Caught between the silver lattice at its sharpest and the silver shell at its highest is a hexagonal glass tower, delicate and insubstantial until you saw the steel posts behind the broad panes. Its pointed roof is unexpectedly tiled black like a Bavarian castle’s. A black steel staircase curved around the tower to meet a small walkway which ran along the back of the house. In the centre of the walkway is a flag, the material whipping back and forth in the wind.
Devlin gets out of the car. ‘Polish flag. I pity the fool who has to go up there and change it.’
‘What makes you think he wants to change it?’
Devlin grunts. ‘Where’s the bloody front door?’
I laugh. ‘Between the glass spines?’ I point at the broad white marble terrace which runs around the house. ‘Maybe a door at the side?’
‘Handy to have,’ says Devlin, staring up at the walkway. ‘Shoot your enemies as they flail around trying to get in.’
‘It’s aesthetic, Devlin. It’s art. Beautiful things don’t always have to have a function.’
‘Like your precious poetry. No purpose.’
‘Poetry’s different. Poetry’s a way of talking.’ The silver shell changes colour again, pulsing whiteness, as the dark clouds part briefly and the sky lightens. ‘Besides, I think there is a purpose to this.’
Devlin takes out his briefcase, slams the door and stands, staring up at the house.
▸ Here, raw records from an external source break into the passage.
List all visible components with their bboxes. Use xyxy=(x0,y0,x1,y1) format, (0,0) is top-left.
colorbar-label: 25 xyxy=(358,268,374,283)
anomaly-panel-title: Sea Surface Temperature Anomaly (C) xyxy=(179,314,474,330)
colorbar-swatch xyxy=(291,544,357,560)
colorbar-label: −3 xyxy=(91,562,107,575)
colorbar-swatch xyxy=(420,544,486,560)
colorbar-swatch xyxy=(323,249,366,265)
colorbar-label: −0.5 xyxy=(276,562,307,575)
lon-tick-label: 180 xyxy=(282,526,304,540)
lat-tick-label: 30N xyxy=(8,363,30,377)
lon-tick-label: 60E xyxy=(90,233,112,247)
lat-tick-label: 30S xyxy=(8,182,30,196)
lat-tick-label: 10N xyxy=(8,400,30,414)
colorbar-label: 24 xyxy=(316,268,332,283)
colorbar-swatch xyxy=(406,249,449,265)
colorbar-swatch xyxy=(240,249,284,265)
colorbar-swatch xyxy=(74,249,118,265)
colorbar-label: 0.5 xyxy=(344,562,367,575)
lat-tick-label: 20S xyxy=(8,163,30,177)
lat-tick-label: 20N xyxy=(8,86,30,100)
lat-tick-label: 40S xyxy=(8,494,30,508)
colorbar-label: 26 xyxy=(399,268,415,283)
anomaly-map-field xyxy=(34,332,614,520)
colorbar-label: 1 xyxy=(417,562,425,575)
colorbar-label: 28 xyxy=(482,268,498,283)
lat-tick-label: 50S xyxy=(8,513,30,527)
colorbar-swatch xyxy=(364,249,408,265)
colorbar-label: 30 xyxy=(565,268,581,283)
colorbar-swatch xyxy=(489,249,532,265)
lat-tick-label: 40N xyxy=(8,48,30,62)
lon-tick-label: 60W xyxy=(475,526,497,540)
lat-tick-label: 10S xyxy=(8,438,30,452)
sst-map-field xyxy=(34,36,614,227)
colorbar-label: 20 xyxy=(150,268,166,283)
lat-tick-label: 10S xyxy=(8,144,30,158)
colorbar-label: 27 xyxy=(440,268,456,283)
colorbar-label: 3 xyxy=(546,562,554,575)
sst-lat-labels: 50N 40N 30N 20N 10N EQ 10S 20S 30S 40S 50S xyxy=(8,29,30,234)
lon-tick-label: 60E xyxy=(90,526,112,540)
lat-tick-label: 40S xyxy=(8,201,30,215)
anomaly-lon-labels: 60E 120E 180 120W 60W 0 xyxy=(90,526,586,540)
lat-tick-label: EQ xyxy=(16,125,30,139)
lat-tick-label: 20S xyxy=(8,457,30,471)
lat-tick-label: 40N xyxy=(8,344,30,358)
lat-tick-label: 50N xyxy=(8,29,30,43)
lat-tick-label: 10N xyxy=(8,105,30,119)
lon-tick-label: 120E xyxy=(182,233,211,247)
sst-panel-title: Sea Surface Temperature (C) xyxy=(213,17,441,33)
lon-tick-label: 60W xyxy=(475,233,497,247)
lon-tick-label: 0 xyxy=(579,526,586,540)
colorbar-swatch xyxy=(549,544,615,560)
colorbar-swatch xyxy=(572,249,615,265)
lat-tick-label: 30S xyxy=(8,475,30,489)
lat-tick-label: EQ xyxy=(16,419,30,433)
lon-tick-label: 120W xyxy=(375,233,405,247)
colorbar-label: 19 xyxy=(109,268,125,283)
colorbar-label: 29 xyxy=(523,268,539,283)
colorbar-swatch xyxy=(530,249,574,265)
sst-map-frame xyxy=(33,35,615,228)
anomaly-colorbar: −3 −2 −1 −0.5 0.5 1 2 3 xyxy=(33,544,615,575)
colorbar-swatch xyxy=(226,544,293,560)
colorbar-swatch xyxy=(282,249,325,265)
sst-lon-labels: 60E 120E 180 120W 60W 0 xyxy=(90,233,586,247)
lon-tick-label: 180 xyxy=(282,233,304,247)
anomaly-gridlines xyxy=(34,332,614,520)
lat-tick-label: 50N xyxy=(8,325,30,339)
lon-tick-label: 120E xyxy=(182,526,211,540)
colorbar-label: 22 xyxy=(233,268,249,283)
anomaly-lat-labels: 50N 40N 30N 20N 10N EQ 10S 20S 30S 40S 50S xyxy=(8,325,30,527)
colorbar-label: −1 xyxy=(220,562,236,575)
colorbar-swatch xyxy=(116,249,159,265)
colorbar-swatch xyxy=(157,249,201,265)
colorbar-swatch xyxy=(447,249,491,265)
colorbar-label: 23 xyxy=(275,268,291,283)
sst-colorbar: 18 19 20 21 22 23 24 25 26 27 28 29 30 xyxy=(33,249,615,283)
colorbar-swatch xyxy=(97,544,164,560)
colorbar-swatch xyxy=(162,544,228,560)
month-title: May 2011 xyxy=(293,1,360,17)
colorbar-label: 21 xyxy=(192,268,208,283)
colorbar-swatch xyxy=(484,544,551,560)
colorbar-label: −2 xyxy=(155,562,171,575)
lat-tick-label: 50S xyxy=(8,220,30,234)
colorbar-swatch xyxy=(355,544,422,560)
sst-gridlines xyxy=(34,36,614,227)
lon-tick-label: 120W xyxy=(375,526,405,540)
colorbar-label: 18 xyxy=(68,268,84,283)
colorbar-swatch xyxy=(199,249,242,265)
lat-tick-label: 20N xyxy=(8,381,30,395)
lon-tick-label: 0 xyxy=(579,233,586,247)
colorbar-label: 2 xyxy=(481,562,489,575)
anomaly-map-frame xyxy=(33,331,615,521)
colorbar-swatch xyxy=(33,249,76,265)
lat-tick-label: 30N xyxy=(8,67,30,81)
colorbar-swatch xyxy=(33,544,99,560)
I wonder whether he wants to open the case, to have a drink. I should know him well enough. But I have an uneasy feeling that I don’t. Files don’t constitute a person. Ashes from a photo can’t resurrect the subject; water is the only substance that regenerates itself after use. I had thought the way he drank that night we met was due to me, to the tenseness of the situation, to the intolerable layers of disguise we were both floundering through. I wonder if the sight of me now makes him want a drink. I don’t think so. Or, not me alone. He is almost convinced of who I am, of how I can be categorised and filed. He is – he was – confident enough not to care what I think if I catch him drinking. But he also doesn’t want to be seen to be doing anything compromising. Anything recorded.
He looks at my hair. An expression almost of pain crosses his face.
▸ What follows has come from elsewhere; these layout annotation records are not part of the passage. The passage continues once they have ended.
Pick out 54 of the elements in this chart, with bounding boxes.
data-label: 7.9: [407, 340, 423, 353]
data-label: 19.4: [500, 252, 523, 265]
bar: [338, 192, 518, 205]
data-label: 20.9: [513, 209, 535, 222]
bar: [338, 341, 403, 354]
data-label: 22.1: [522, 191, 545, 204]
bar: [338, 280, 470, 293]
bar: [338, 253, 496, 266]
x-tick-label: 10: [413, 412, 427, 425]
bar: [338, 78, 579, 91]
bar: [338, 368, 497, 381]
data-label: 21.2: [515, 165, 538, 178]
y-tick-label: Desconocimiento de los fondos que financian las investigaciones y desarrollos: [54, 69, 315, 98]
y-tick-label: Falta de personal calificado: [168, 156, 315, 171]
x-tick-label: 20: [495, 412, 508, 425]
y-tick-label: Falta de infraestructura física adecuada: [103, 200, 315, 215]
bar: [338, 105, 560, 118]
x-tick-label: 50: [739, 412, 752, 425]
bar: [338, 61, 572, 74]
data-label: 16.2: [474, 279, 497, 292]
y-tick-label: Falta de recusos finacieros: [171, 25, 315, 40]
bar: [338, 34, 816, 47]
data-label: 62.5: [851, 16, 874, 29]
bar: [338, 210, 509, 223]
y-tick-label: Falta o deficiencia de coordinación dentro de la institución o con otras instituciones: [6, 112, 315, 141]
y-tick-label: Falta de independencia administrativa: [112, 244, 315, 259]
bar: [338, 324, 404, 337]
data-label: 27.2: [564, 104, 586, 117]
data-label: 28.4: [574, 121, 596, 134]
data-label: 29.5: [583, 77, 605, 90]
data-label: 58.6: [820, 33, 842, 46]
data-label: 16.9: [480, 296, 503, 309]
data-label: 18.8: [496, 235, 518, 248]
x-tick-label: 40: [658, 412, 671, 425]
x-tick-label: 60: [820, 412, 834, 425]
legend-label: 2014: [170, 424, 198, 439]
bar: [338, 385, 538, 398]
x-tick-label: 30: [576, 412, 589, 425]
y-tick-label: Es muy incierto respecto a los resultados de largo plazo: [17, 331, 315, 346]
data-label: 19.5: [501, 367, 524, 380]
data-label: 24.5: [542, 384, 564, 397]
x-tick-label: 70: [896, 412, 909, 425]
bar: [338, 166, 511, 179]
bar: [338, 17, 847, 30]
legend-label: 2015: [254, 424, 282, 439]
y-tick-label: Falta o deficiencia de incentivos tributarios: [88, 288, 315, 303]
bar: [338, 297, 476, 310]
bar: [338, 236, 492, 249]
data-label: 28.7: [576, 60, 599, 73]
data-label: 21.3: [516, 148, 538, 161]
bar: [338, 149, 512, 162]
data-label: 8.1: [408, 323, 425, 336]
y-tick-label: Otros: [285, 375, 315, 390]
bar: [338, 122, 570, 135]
‘Go on,’ I say. ‘Have that drink. I won’t tell.’
‘Charming,’ he says, but his hands tighten on the case.
‘Can I get my diary back?’
‘No.’
‘Well, then.’
‘Well, what?’
‘Well then, you brought it on yourself.’
‘Oh, for God’s sake.’ He’s fumbling at the lock, so furious that he forgets to key in the combination. He is trying to open it with thumbprint identification only. I should look away. My watching makes it worse. But this wave of anger fascinates me – this heat that flares up from nowhere. It’s so at odds with how he likes to see himself. Calculating. Cold. Unemotional.
I know you better than you know yourself, Devlin. I am betting on it.
‘How did your hair become my fault?’ he says, hitting the identification pad.
‘I told you what would happen if you kept taunting me about my brother.’
He finally remembers the combination, jabs at the keys and wrenches the briefcase open.
On top of the files is my diary.
He says, ‘You’ll get that when you start behaving.’